LottieFiles, a company that hosts thousands of Lottie animations and helps designers create and test their animations, has just released an official plugin for WordPress. The company recently raised $37M in a Series B round, passed three million users on its website, and is investing in making motion design more accessible.
Lottie’s open source animation file format is used by more than 135,000 designers and developers in websites and apps for Amazon, Google, Spotify, Microsoft, TikTok, Netflix, BBC, Uber, and other high profile companies. The JSON-based format was created by the design team at Airbnb and grew in popularity because of the small file size (600% smaller compared to GIFs), the fact that it is scalable at run-time, and its flexibility to be used across any platform. Lottie files can be used on iOS, Android, web and React Native without modification.
LottieFiles’ new WordPress plugin is available for free on WordPress.org. Once the plugin is installed and activated, it will prompt you to sign into your LottieFiles account or a create a free account. You will also be given the option to share the account with other users and copy Lottie files to the WordPress Media Library.
The plugin was made for the block editor. Inserting the LottieFiles block will launch a modal window where users can browse recent, featured, and popular Lottie animations. Users can also search through LottieFiles’ library of more than 50,000 animations or access private files from their accounts.
One of the benefits of using the plugin, as opposed to simply embedding an animation, is that the block settings allow users to easily adjust the Lottie size and background, along with the speed, looping, and controls display.
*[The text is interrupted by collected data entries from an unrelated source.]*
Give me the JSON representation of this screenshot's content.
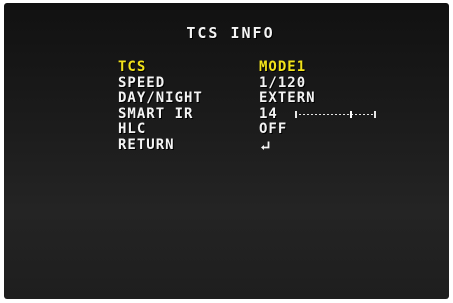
{
  "screen": {
    "title": "TCS INFO"
  },
  "menu": {
    "items": [
      {
        "label": "TCS",
        "value": "MODE1",
        "selected": true
      },
      {
        "label": "SPEED",
        "value": "1/120",
        "selected": false
      },
      {
        "label": "DAY/NIGHT",
        "value": "EXTERN",
        "selected": false
      },
      {
        "label": "SMART IR",
        "value": "14",
        "selected": false
      },
      {
        "label": "HLC",
        "value": "OFF",
        "selected": false
      },
      {
        "label": "RETURN",
        "value": "",
        "selected": false
      }
    ],
    "smart_ir_level_fraction": 0.7,
    "return_icon": "enter-return-icon"
  },
  "colors": {
    "background": "#1a1a1a",
    "text": "#f4f4f4",
    "selected": "#f2e31a"
  }
}
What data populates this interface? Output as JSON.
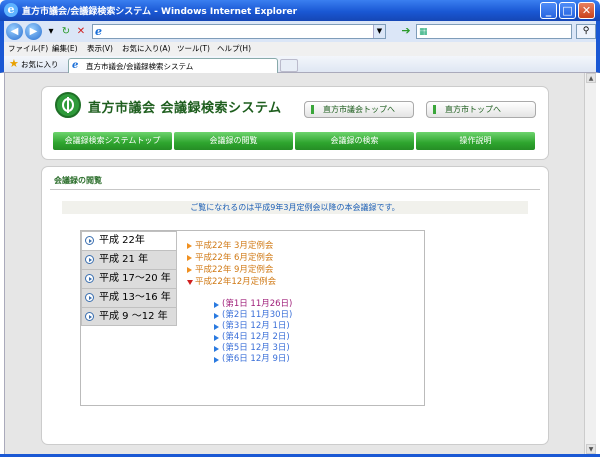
{
  "window": {
    "title": "直方市議会/会議録検索システム - Windows Internet Explorer",
    "minimize": "_",
    "maximize": "□",
    "close": "✕"
  },
  "menu": [
    "ファイル(F)",
    "編集(E)",
    "表示(V)",
    "お気に入り(A)",
    "ツール(T)",
    "ヘルプ(H)"
  ],
  "favorites": {
    "label": "お気に入り",
    "tab_label": "直方市議会/会議録検索システム"
  },
  "site": {
    "title": "直方市議会 会議録検索システム",
    "top_links": [
      "直方市議会トップへ",
      "直方市トップへ"
    ],
    "nav": [
      "会議録検索システムトップ",
      "会議録の閲覧",
      "会議録の検索",
      "操作説明"
    ]
  },
  "main": {
    "section_title": "会議録の閲覧",
    "notice": "ご覧になれるのは平成9年3月定例会以降の本会議録です。",
    "years": [
      "平成 22年",
      "平成 21 年",
      "平成 17～20 年",
      "平成 13～16 年",
      "平成 9 ～12 年"
    ],
    "active_year_index": 0,
    "sessions": [
      {
        "label": "平成22年 3月定例会",
        "open": false
      },
      {
        "label": "平成22年 6月定例会",
        "open": false
      },
      {
        "label": "平成22年 9月定例会",
        "open": false
      },
      {
        "label": "平成22年12月定例会",
        "open": true
      }
    ],
    "days": [
      {
        "label": "(第1日 11月26日)",
        "visited": true
      },
      {
        "label": "(第2日 11月30日)",
        "visited": false
      },
      {
        "label": "(第3日 12月 1日)",
        "visited": false
      },
      {
        "label": "(第4日 12月 2日)",
        "visited": false
      },
      {
        "label": "(第5日 12月 3日)",
        "visited": false
      },
      {
        "label": "(第6日 12月 9日)",
        "visited": false
      }
    ]
  },
  "colors": {
    "accent_green": "#2ea52e",
    "title_green": "#1e5e1e",
    "link_blue": "#3a6fd8",
    "visited": "#a0207a",
    "session_orange": "#d07a16"
  }
}
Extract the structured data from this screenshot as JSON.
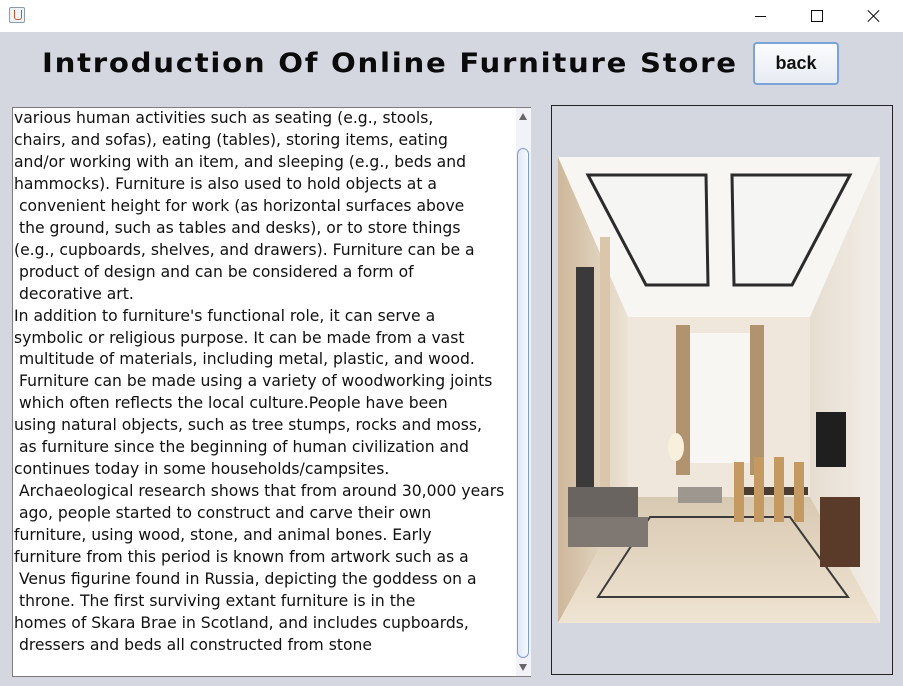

Although block libraries like Kadence Blocks have support for Lottie animations, LottieFiles’ official plugin is a single-block plugin and includes more block controls. It offers one of the most user friendly ways to insert animations into web pages, blog posts, or any content that could use a little a little motion design.
The LottieFiles team has been responsive on the support forums and in the reviews so far. In one instance where a user reported that the plugin adds its CSS on every page in the front and backend, instead of conditionally adding it when Lotties are displayed, the plugin’s developers said they are working on minimizing the CSS added to pages. LottieFiles is accepting bug reports and feature requests on their feedback site.